Marqo Cloud is built to be highly available. Configure indexes with replicas or multiple inference pods for redundancy. See our SLA for more details on availability and support.
Marqo cloud scales to meet your needs, you can expect low latency searches with millions of documents and high request velocity. Marqo searches include the inference to create your vectors.
Manage your accesses and API keys for members of your organisation with the Marqo Cloud console. Your API keys secure your Marqo end-point.
Vector generation and management are included out of the box. Marqo Cloud pricing is comprised of two parts: storage and inference. You can scale storage and inference to meet your needs. Billing is determined by the per-hour-price of your chosen instances multiplied by the number of instances you allocate.
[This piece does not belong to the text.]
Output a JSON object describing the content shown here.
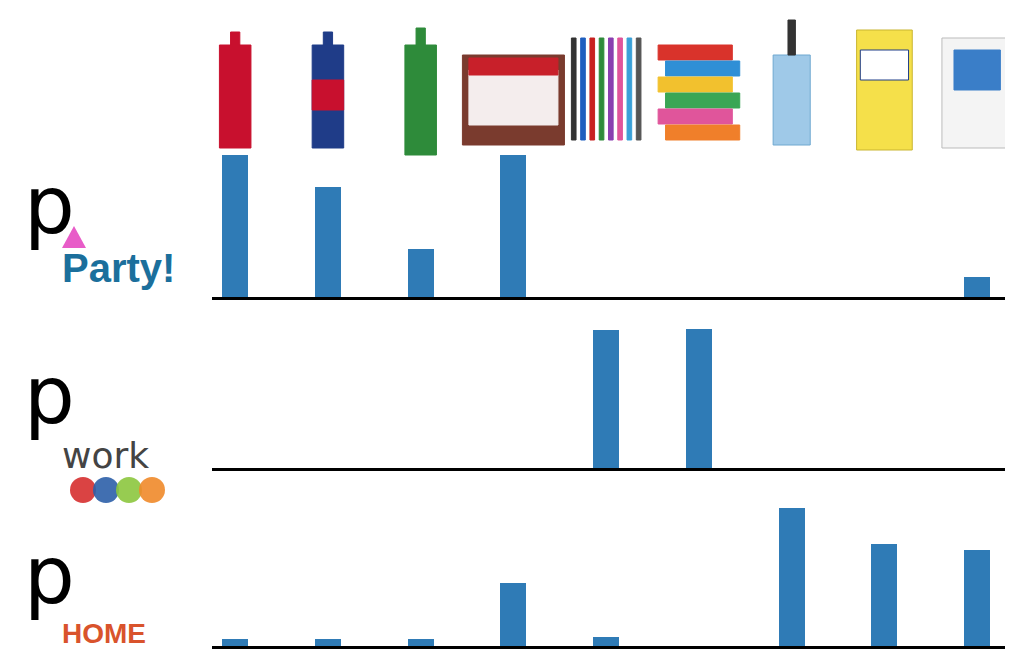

Storage refers to the hardware which hosts your vectors and enables the searching of those vectors. Your storage scales with the size of your data. With Marqo you can pick from three tiers of storage: basic, balanced, or performance.
Marqo is a documents-in-documents-out system, inference hardware converts your documents into vectors for you. CPU instances are recommended for smaller models or where latency is not crucial, GPU instances are recommended for larger models where low latency is critical.
As you grow, you can scale your storage capacity and inference throughput by increasing your number of instances. Swap between CPU and GPU inference to customise your cost, concurrency, and latency behaviours. You can even sale to zero if not actively using an index.